What is collaborative filtering?
- Collaborative filtering is the most prominent approach to generate recommendations.
- It uses the wisdom of the crowd, i.e. it gives recommendations based on the experience of others.
- A recommendation is calculated as the average of other experiences.
- Say we want to give a score that indicates how much user u will like an item i. Then we can calculate it with the experience of N other users U as r_ui = 1/N * sum(v in U) r_vi.
- In order to rate similar experiences with a higher weight, we can introduce a similarity between users that we use as a multiplier for each rating.
- Also, as users have an individual profile, one user may have an average rating much larger than another user, so we use normalization techniques (e.g. centering or Z-score normalization) to remove the users’ biases.
- Collaborative filtering does only need a rating matrix as input and improves over time. However, it does not work well on sparse data, does not work for cold starts (see below) and usually tends to overfit.
What is the cold start problem?
Collaborative filtering incorporates crowd knowledge to give recommendations for certain items. Say we want to recommend how much a user will like an item, we then will calculate the score using the recommendations of other users for this certain item. We can distinguish between two different ways of a cold start problem now. First, if there is a new item that has not been rated yet, we cannot give any recommendation. Also, when there is a new user, we cannot calculate a similarity to any other user.

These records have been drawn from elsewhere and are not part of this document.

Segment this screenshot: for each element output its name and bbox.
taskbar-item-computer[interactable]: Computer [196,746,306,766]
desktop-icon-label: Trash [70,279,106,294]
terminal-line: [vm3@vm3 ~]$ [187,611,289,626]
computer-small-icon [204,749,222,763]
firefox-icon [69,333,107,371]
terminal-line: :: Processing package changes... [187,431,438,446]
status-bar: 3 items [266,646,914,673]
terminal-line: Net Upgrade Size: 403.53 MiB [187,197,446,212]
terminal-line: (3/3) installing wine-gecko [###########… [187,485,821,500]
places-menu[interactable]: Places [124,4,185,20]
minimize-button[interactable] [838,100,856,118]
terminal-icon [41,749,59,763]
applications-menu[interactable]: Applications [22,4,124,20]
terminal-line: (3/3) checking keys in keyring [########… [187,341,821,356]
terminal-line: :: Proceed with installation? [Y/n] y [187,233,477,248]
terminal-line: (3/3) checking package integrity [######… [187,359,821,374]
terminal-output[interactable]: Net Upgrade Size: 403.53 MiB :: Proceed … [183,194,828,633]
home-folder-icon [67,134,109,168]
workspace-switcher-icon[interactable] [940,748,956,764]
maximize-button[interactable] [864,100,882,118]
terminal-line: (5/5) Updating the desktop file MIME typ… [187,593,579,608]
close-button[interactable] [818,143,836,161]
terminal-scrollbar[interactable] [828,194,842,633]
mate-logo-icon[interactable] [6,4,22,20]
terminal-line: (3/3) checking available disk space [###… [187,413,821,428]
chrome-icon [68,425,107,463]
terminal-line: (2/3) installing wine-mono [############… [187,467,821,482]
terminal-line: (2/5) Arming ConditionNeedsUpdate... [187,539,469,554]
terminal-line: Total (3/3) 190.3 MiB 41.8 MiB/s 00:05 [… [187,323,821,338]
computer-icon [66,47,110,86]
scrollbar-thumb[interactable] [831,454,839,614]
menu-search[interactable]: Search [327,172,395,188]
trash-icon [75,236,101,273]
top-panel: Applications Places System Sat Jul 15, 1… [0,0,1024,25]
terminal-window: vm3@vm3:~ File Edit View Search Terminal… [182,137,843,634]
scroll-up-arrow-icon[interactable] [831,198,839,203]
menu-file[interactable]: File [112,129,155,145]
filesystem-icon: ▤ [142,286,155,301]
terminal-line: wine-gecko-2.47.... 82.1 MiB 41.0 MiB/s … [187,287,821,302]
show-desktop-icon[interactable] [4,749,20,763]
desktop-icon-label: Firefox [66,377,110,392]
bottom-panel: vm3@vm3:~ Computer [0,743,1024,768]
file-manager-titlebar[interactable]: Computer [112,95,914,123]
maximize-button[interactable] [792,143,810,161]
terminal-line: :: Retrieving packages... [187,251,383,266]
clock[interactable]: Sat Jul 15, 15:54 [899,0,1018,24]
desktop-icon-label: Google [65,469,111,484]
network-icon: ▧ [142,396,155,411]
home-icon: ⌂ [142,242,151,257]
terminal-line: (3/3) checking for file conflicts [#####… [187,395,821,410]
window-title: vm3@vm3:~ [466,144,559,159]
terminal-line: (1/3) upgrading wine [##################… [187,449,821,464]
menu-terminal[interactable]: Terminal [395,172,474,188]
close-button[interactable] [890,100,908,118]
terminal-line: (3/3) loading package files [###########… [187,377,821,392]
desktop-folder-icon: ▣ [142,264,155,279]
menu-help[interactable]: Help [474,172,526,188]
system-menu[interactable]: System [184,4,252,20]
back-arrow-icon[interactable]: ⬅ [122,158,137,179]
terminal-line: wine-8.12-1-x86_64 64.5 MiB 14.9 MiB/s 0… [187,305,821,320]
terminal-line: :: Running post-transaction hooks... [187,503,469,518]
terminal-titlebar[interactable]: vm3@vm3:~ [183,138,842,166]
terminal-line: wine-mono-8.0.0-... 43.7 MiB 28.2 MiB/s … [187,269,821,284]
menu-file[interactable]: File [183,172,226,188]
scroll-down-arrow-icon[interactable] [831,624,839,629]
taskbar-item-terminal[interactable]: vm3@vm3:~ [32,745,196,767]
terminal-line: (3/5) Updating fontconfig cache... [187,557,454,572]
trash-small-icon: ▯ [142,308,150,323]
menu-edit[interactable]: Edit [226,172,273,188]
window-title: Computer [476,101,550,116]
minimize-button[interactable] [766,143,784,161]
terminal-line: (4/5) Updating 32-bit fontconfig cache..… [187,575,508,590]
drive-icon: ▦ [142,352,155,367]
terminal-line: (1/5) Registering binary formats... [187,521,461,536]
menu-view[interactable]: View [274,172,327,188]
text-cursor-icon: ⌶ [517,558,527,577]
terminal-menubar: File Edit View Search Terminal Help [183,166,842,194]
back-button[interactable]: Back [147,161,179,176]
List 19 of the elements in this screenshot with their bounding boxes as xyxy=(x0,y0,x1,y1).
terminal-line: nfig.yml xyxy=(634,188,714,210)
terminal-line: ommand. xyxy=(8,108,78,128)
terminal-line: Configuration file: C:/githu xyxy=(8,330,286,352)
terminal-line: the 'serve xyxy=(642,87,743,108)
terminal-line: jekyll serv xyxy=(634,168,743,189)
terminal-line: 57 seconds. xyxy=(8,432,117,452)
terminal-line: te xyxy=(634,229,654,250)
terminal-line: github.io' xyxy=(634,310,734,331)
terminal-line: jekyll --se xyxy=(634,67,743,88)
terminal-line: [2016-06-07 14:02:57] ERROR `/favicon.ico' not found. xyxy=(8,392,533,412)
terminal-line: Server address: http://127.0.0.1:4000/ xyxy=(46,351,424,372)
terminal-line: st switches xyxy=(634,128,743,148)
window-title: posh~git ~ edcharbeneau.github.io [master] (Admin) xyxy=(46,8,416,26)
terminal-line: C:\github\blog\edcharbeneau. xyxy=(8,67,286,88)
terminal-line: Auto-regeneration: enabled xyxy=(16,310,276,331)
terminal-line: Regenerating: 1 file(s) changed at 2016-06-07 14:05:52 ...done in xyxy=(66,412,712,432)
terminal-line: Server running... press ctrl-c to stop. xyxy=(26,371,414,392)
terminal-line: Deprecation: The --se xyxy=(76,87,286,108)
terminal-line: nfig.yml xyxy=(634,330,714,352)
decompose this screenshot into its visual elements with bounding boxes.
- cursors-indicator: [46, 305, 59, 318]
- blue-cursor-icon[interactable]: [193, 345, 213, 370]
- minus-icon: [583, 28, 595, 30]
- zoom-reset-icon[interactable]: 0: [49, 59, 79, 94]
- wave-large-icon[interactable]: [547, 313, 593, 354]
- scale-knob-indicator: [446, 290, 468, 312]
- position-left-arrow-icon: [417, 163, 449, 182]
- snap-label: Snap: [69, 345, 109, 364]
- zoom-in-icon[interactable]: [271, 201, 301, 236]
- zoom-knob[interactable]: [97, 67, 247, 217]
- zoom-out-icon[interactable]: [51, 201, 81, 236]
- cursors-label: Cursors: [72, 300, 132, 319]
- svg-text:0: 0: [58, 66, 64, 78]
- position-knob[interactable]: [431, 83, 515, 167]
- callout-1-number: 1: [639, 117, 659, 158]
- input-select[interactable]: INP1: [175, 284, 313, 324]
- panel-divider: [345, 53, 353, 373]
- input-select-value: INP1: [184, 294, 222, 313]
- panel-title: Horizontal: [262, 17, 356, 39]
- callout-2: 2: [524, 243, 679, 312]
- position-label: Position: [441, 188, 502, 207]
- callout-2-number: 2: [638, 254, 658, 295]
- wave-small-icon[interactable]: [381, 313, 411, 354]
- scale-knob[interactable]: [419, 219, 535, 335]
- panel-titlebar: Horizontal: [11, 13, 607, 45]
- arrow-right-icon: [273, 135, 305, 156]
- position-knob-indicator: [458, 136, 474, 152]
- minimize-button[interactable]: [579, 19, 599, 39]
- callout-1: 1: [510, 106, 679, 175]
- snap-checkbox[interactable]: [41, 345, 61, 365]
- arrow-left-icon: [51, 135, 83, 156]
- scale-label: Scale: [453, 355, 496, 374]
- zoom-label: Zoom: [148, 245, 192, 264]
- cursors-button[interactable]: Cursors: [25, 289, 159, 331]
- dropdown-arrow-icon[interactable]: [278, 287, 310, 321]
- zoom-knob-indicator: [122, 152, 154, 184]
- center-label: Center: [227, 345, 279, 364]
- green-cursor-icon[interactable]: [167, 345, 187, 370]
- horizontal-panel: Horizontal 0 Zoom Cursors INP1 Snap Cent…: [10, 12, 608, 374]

Possible ways to solve the cold start problems are:
- Content-based filtering incorporates features about items to calculate a similarity between them. In this way, we can recommend items that have a high similarity to items that a user liked already. In this way, we are not dependant on the ratings of other users for a given item anymore and solve the cold start problem for new items.
- Demographic filtering incorporates user profiles to calculate a similarity between them and solves the cold start problem for new users.